The group meet at a place called Fever Beach. They call themselves the Strokers for Liberty. Until this story gets rolling, their activity has been yet another form of self-gratification. Attracted to Figgo's group because, unlike some real right-wing groups, it does not demand that members adhere to old church rules about things like direct physical self-pleasuring, the group consists mostly of lonely, underpaid working- to welfare-class White men who get together to blame other people, preferably leftists and/or ethnic minority types, for their general lack of success in life. 

But things are about to pick up. Figgo rents his attic to a young woman who works for one of those charitable foundations that exist mainly to sound a trumpet before every unselfish act their profoundly selfish founders ever do. The philanthropists, an old married couple, seem smarmy to their office assistant, Viva, but are actually much nastier. They give some money to Congressman Clure Boyette, the most corrupt ever. Maintaining his usual focus on giving the minimum of "donations" to people who claim to be doing something and spending the maximum on his wife and other women to keep them from becoming discontented enough to meet each other, Clure gives some to the Strokers. And then the group is joined, first by a well-off retiree, and then by a man who seems to have some chance of success in life! Woo-hoo! Figgo cooks up a secret plan for a demonstration that will make them look really bad and also get several of them beaten up.

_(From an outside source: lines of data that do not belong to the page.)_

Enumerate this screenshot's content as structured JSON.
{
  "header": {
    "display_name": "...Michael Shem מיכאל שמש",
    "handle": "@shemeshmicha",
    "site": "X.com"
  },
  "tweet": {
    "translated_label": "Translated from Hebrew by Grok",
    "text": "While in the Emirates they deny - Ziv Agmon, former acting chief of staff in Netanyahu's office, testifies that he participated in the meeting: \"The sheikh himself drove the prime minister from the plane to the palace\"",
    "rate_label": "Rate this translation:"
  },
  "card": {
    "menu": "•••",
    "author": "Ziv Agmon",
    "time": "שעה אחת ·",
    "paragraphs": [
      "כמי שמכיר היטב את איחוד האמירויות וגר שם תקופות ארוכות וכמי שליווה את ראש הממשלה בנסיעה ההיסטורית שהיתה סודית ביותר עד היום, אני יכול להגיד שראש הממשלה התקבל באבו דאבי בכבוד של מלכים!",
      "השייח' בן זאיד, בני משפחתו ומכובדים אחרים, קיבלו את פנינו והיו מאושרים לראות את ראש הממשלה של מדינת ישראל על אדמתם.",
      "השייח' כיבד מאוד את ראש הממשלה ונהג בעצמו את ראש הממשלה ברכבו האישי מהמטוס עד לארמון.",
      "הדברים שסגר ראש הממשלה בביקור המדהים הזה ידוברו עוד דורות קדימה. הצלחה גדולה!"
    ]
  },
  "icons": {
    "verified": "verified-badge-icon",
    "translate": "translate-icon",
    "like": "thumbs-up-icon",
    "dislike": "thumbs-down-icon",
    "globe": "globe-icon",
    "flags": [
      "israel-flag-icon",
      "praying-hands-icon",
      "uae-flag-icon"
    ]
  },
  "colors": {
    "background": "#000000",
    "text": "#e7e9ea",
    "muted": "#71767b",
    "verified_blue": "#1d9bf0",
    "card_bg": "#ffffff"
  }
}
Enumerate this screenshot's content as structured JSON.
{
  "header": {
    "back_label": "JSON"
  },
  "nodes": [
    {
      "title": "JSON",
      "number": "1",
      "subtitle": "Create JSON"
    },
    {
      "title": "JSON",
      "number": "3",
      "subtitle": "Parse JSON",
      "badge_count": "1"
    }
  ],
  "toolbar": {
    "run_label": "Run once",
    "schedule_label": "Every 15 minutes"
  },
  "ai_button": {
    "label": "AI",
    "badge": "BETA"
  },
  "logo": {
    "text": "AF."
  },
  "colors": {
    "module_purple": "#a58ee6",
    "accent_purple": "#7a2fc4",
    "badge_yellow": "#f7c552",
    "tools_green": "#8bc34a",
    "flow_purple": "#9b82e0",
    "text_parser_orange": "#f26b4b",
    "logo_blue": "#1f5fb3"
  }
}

The fellow who seems a few IQ points ahead of the other Strokers--like fifty, maybe sixty points--is Twilly Spree, the close-as-it-gets-to-a-hero of several previous Hiaasen novels. Twilly is smart, tough, bold, educated, and the heir of enough money to pay most of the fines he's incurred through "monkey wrench" activism. He loves unspoiled Florida landscape so much that he's contemplating leaving it forever; he really hates to see another swamp, grove, beach, or field "developed" into a shopping plaza or housing project. He usually wins a small temporary victory at the end of each novel in which he appears. Maybe that's why it never occurs to him that, for less money than he's spending to get into and out of trouble, he could buy a few thousand acres of land and surround himself with unspoiled landscape for the rest of his life. Nevertheless, everyone who shares one of Twilly's adventures loves him. Viva, too.

Rounding out the cast are Clure's soon-to-be-ex-wife and his current "honey," whose working name is Galaxy; her ID shows her name as Janice Eileen Smith and her age as seventeen. Viva and Galaxy become friends. Either one might be called the heroine of the story. Both are the sort of gals all guys fantasize about having as summer friends, but not so many people, male or female, would want to try to keep up with on a regular basis. 

Corruption will be exposed, and the hopeless right-wingnuts will stop throwing hate sheets onto people's property forever, by the end of the book. This is one of Hiaasen's "adult" novels, at which aunts aren't supposed to laugh as freely as we do at this novels for younger readers. The only other "person" who was in the office when I was reading this book was my cat. She'll never tell.